The Problem

Highways England (HE) is responsible for the operation and maintenance of the English motorway and trunk road network. Since 2011 they have teamed up with Rijkswaterstaat in the Netherlands in order to develop requirements and procure a new generation of traffic management (centre) systems. Highways England’s network is some 4,300 miles long and is made up of motorways and trunk roads. The network is managed through a National Traffic Information Service (NTIS), which supports the National Traffic Operations Centre, and seven regional control centres. Traffic Officers attend an average of 850 incidents a day on the English motorway network.  Approximately 25 per cent of all congestion on England’s motorways is caused by road incidents. The new Advanced Traffic Management System (ATMS) will enhance the services provided to HE Traffic Officers, with the aim of cutting congestion by focusing on these incidents, reacting quickly and effectively with appropriate measures, and getting traffic moving around them as quickly as possible.

The English strategic road network is equipped with an extensive array of kit from variable message signs, speed and lane control signals, journey time and CCTV cameras, ramp metering, incident detection and traffic monitoring units, through to equipment like emergency telephones, tunnel systems, meteorological and environmental devices.

This technology is being utilised and delivered as part of the Smart Motorway programme which uses active traffic management (ATM) techniques to increase road capacity via variable speed limits and hard shoulder running at busy times and certain sections are now all-lane running (with no hard shoulder).

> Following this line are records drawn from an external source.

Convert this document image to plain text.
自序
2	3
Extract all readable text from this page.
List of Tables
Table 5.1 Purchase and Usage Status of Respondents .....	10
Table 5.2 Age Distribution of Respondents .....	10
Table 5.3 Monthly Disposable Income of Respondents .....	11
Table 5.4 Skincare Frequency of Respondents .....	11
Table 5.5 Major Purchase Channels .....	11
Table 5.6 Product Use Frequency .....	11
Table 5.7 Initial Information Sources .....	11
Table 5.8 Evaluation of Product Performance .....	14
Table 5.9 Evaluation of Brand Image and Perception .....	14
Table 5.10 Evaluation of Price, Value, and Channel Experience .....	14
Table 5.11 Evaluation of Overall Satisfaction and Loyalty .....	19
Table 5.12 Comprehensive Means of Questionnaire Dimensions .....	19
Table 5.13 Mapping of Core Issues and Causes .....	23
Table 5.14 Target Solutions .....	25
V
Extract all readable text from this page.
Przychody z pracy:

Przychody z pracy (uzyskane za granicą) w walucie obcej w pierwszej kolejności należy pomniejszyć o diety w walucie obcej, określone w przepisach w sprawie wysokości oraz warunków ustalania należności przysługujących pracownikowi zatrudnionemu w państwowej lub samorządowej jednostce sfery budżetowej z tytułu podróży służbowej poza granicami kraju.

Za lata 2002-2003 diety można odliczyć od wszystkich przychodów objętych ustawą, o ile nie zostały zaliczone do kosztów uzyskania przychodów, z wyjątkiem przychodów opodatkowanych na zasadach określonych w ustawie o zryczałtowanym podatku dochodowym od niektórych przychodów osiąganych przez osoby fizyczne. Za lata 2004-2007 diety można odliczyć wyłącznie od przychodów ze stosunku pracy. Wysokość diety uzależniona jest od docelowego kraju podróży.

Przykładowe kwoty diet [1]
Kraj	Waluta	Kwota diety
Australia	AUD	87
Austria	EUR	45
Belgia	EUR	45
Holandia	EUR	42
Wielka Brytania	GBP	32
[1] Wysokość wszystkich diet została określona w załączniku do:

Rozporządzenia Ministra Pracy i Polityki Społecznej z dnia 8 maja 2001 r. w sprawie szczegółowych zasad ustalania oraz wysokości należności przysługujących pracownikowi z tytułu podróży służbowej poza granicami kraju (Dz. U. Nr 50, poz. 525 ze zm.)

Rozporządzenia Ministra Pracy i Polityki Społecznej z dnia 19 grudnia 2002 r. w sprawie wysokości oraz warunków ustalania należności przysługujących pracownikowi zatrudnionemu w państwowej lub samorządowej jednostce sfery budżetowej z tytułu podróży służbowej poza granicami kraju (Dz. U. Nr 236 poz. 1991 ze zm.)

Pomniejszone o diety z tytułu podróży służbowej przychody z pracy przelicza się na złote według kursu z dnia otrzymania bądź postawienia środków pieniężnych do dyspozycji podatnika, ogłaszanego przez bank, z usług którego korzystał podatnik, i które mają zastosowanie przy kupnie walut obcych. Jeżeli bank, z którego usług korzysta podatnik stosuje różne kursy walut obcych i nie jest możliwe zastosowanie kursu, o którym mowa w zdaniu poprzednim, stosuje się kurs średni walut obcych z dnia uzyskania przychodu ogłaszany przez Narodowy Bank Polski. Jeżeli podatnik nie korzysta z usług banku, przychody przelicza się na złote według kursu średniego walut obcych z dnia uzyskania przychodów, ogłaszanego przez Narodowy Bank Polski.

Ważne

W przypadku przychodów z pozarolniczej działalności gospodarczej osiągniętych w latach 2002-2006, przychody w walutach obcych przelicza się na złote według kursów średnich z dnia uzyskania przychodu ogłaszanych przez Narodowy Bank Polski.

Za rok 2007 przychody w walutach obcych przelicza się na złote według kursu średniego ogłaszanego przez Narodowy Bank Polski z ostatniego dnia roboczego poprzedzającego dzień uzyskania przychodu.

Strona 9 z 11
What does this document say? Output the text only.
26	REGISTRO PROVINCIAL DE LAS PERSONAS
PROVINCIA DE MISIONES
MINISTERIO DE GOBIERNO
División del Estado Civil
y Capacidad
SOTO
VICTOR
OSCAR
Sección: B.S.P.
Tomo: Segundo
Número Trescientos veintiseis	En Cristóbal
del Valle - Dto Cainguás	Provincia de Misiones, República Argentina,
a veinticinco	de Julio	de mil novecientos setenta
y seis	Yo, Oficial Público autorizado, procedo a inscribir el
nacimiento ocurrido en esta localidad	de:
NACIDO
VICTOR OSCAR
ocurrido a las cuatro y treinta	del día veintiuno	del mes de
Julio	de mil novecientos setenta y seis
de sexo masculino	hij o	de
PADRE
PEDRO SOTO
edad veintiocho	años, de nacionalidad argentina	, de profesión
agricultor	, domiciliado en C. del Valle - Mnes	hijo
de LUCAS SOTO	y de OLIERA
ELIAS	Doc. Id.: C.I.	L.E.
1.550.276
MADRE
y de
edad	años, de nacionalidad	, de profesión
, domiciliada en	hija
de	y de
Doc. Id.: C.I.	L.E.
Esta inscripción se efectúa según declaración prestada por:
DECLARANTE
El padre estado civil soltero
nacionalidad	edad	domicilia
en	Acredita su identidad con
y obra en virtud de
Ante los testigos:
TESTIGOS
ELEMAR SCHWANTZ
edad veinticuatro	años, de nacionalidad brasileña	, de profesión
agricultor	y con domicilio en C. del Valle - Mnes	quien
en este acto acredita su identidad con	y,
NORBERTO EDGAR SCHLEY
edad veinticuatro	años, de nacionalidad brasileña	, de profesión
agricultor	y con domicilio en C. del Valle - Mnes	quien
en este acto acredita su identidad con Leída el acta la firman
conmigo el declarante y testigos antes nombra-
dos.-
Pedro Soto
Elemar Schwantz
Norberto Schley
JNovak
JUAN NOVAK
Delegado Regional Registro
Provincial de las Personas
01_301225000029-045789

Smart Motorways are delivering significant benefits including smoother traffic flows, more reliable journey times, fewer road traffic collisions, as well as reductions in noise pollution and harmful vehicle emissions.

One of the key issues to solve is to protect the massive investment made in the existing roadside traffic technology installed throughout England and to ensure its effective integration with the ATMS central system.

The Solution

Nicander have delivered software services to route data messages to and from roadside devices and other HE systems. The new CHARM ATMS solution uses an Enterprise Service Bus (ESB) that has an intermediate store, the Canonical Data Model in XML.  Nicander software provides the effective translation between this model and the HE’s roadside equipment and systems, whilst continuing to use their current message structures (TCP-IP, XML/SOAP Web Services, FTP), to enable existing devices to operate without the need for change. The interfaces are designed such that TCP/IP messages are sent from the new Instation to a roadside device or another system and received by the Instation from a roadside device or another system.